うーん、と女性は首を傾げる。トコトコとつきまとう私を拒否するでもなく、「トランプ大統領と、とても親しいでしょ? あんな首相、今までなかったわよね? あれなら発言力もあると思う」とごく普通の声音で語る。

実のところ、こういう(誤っているとかどうかは別として)「感覚」に接するのは、思いのほか大事なことだと私は思う。それは違うとかバカだとか騙されているとか声高に訴えるほど腰が引ける大勢の人達がいることを、知ってほしいとも私は思う。
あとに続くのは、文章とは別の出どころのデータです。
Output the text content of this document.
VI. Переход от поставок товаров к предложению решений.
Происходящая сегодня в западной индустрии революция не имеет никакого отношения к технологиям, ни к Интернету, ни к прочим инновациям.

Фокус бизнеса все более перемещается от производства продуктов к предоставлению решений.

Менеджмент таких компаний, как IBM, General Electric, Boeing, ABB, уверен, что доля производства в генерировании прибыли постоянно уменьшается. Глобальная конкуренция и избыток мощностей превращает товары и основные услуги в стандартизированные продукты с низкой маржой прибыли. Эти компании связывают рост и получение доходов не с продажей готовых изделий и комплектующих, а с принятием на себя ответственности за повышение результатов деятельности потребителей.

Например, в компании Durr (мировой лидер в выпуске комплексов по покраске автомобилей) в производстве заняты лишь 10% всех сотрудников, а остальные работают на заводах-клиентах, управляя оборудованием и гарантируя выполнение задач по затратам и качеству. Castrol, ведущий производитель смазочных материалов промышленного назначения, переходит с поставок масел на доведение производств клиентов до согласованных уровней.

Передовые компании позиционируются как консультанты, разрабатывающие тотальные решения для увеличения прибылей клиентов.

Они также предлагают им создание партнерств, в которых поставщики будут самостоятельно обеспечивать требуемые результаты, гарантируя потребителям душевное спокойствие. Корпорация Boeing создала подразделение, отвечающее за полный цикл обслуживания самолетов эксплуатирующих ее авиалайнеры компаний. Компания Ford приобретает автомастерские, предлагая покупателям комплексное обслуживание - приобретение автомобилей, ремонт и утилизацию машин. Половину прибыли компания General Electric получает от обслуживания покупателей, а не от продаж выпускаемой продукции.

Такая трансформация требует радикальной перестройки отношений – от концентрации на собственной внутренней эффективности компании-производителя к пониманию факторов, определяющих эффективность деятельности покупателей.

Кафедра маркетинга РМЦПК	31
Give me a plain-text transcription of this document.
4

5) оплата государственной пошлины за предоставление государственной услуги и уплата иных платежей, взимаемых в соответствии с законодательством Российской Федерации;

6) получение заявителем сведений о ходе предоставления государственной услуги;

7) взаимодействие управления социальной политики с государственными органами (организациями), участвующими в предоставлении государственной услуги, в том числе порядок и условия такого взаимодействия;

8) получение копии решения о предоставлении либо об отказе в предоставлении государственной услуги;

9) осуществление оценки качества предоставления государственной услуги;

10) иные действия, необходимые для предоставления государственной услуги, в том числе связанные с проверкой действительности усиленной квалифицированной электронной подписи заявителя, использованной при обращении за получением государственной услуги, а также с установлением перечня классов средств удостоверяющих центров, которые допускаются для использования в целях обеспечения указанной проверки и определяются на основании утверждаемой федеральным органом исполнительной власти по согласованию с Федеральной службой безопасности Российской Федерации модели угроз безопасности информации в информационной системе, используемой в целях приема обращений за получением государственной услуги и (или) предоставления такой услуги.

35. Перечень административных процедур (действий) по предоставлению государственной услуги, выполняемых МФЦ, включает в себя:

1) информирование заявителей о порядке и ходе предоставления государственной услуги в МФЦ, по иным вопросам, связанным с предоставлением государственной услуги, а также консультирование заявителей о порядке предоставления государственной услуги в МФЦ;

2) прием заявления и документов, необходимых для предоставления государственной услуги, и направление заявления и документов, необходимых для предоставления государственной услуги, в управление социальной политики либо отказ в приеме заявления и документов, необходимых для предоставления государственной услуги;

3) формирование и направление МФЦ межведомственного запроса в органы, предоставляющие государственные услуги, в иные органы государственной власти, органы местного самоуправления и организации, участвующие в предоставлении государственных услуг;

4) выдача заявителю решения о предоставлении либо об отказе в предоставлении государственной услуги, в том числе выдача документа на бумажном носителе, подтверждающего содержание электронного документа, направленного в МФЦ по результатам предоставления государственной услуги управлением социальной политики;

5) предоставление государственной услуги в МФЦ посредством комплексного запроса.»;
なぜなら私自身がインテリでもエリートでもない、その他大勢に数え上げられるしかない無名の庶民だからです。歴史に断罪されるかどうかよりも、明日の米があるかどうかの方が大事。清岡卓行ではないけれど……願ったものはひとつの幸せ、それ以外に何があるってか。
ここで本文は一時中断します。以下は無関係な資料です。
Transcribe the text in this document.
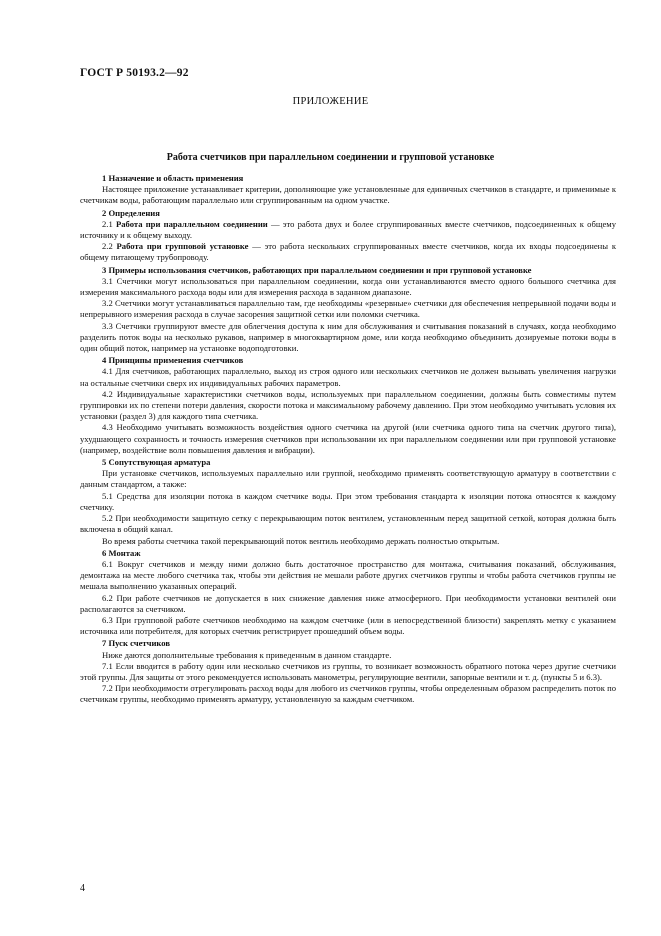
ГОСТ Р 50193.2—92
ПРИЛОЖЕНИЕ
Работа счетчиков при параллельном соединении и групповой установке

1 Назначение и область применения

Настоящее приложение устанавливает критерии, дополняющие уже установленные для единичных счетчиков в стандарте, и применимые к счетчикам воды, работающим параллельно или сгруппированным на одном участке.

2 Определения

2.1 Работа при параллельном соединении — это работа двух и более сгруппированных вместе счетчиков, подсоединенных к общему источнику и к общему выходу.

2.2 Работа при групповой установке — это работа нескольких сгруппированных вместе счетчиков, когда их входы подсоединены к общему питающему трубопроводу.

3 Примеры использования счетчиков, работающих при параллельном соединении и при групповой установке

3.1 Счетчики могут использоваться при параллельном соединении, когда они устанавливаются вместо одного большого счетчика для измерения максимального расхода воды или для измерения расхода в заданном диапазоне.

3.2 Счетчики могут устанавливаться параллельно там, где необходимы «резервные» счетчики для обеспечения непрерывной подачи воды и непрерывного измерения расхода в случае засорения защитной сетки или поломки счетчика.

3.3 Счетчики группируют вместе для облегчения доступа к ним для обслуживания и считывания показаний в случаях, когда необходимо разделить поток воды на несколько рукавов, например в многоквартирном доме, или когда необходимо объединить дозируемые потоки воды в один общий поток, например на установке водоподготовки.

4 Принципы применения счетчиков

4.1 Для счетчиков, работающих параллельно, выход из строя одного или нескольких счетчиков не должен вызывать увеличения нагрузки на остальные счетчики сверх их индивидуальных рабочих параметров.

4.2 Индивидуальные характеристики счетчиков воды, используемых при параллельном соединении, должны быть совместимы путем группировки их по степени потери давления, скорости потока и максимальному рабочему давлению. При этом необходимо учитывать условия их установки (раздел 3) для каждого типа счетчика.

4.3 Необходимо учитывать возможность воздействия одного счетчика на другой (или счетчика одного типа на счетчик другого типа), ухудшающего сохранность и точность измерения счетчиков при использовании их при параллельном соединении или при групповой установке (например, воздействие волн повышения давления и вибрации).

5 Сопутствующая арматура

При установке счетчиков, используемых параллельно или группой, необходимо применять соответствующую арматуру в соответствии с данным стандартом, а также:

5.1 Средства для изоляции потока в каждом счетчике воды. При этом требования стандарта к изоляции потока относятся к каждому счетчику.

5.2 При необходимости защитную сетку с перекрывающим поток вентилем, установленным перед защитной сеткой, которая должна быть включена в общий канал.

Во время работы счетчика такой перекрывающий поток вентиль необходимо держать полностью открытым.

6 Монтаж

6.1 Вокруг счетчиков и между ними должно быть достаточное пространство для монтажа, считывания показаний, обслуживания, демонтажа на месте любого счетчика так, чтобы эти действия не мешали работе других счетчиков группы и чтобы работа счетчиков группы не мешала выполнению указанных операций.

6.2 При работе счетчиков не допускается в них снижение давления ниже атмосферного. При необходимости установки вентилей они располагаются за счетчиком.

6.3 При групповой работе счетчиков необходимо на каждом счетчике (или в непосредственной близости) закреплять метку с указанием источника или потребителя, для которых счетчик регистрирует прошедший объем воды.

7 Пуск счетчиков

Ниже даются дополнительные требования к приведенным в данном стандарте.

7.1 Если вводится в работу один или несколько счетчиков из группы, то возникает возможность обратного потока через другие счетчики этой группы. Для защиты от этого рекомендуется использовать манометры, регулирующие вентили, запорные вентили и т. д. (пункты 5 и 6.3).

7.2 При необходимости отрегулировать расход воды для любого из счетчиков группы, чтобы определенным образом распределить поток по счетчикам группы, необходимо применять арматуру, установленную за каждым счетчиком.

4
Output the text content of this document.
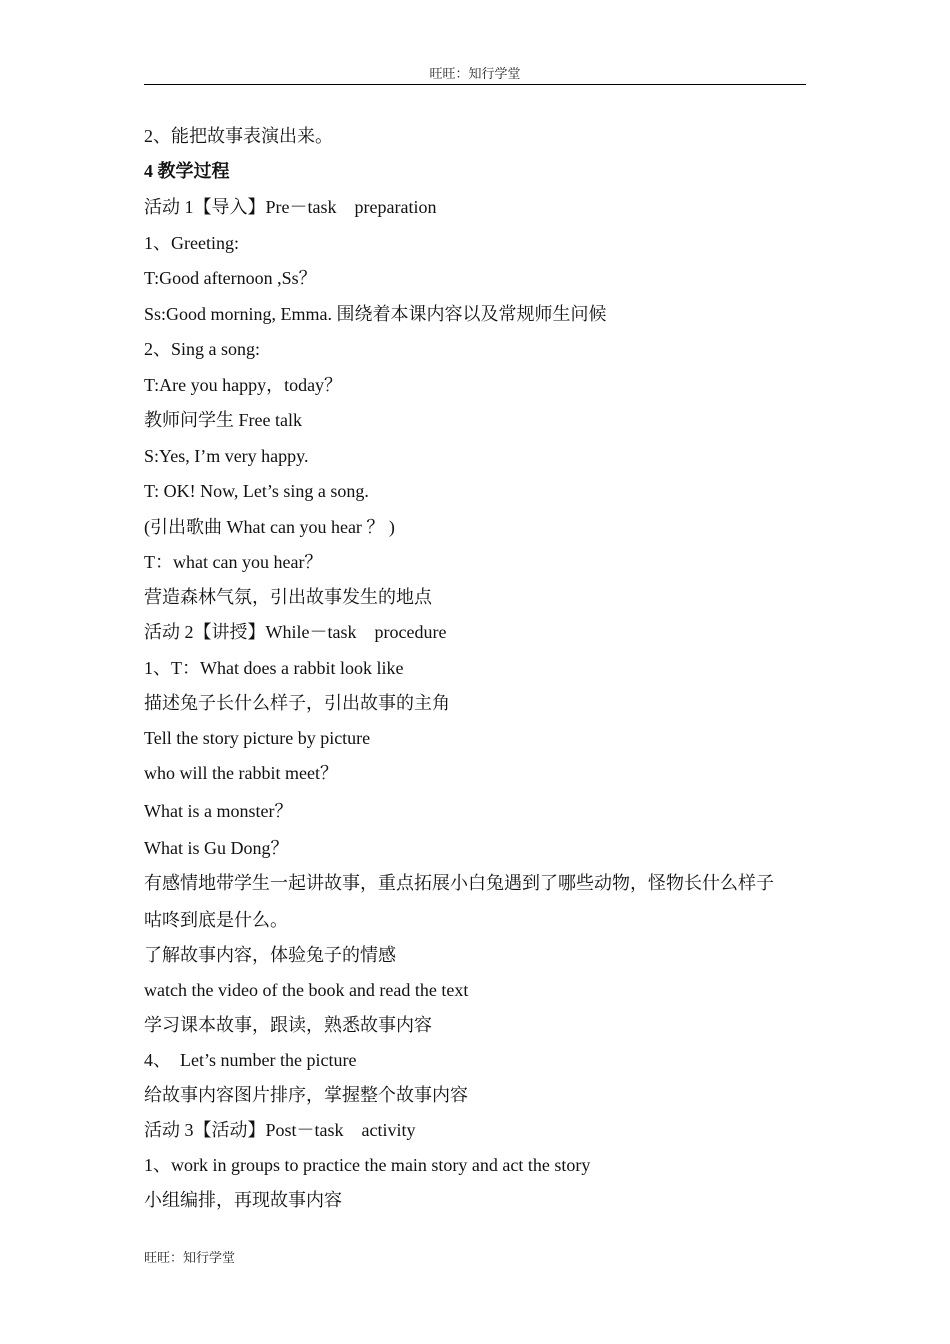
旺旺：知行学堂
2、能把故事表演出来。
4 教学过程
活动 1【导入】Pre－task　preparation
1、Greeting:
T:Good afternoon ,Ss？
Ss:Good morning, Emma. 围绕着本课内容以及常规师生问候
2、Sing a song:
T:Are you happy，today？
教师问学生 Free talk
S:Yes, I’m very happy.
T: OK! Now, Let’s sing a song.
(引出歌曲 What can you hear ？ )
T：what can you hear？
营造森林气氛，引出故事发生的地点
活动 2【讲授】While－task　procedure
1、T：What does a rabbit look like
描述兔子长什么样子，引出故事的主角
Tell the story picture by picture
who will the rabbit meet？
What is a monster？
What is Gu Dong？
有感情地带学生一起讲故事，重点拓展小白兔遇到了哪些动物，怪物长什么样子
咕咚到底是什么。
了解故事内容，体验兔子的情感
watch the video of the book and read the text
学习课本故事，跟读，熟悉故事内容
4、　Let’s number the picture
给故事内容图片排序，掌握整个故事内容
活动 3【活动】Post－task　activity
1、work in groups to practice the main story and act the story
小组编排，再现故事内容
旺旺：知行学堂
無知が栄えた試しなしという言葉を座右の銘にしてきたけれど、無知を嘲り利用してきたのは公権力だけではない。

私はあなただ。あなたは私だ。そのヒリヒリしたあわいを踏み過ぎることができるかどうか。その境に立っているのだと、私は感じた(その根拠を問われても私には答えられません。死ぬまでにまとめられれば僥倖、てなもの)。

すみません。いつものことながら脱線が多くて。話を戻して、この女性との対話。

「でもぉ、トランプさんだってこの先ずーっとアメリカ大統領でいるわけないんですよねぇ。ベタベタにくっついいるのも、まずいなーとか思いません?」という軽い問いかけに対して、彼女は「そうね。……そうかもしれないけど」と言って、ほとんど私を振り切るように足早に去っていた。

通りすがりの人達と言葉をかわしていると、悲観的な思いに絡み取られること多々。自分と外界とを繋ぐスイッチを切り、残された人生を「仕事の総仕上げ」的なことに使いたいと喘ぐ自分がいる(私の父方はきわめて短命の家系だし、母方も長命と言えるほどではない。現にここ数年の間に、50代後半から70代前半にわたる母方のイトコ達が、3人ほどガンで次々と死去した。ついでに言えば私より5歳下の弟も心臓病を患って、最近手術はしたがもはや果敢に行動する体力はない)。

それでも諦めるわけにはいかない……。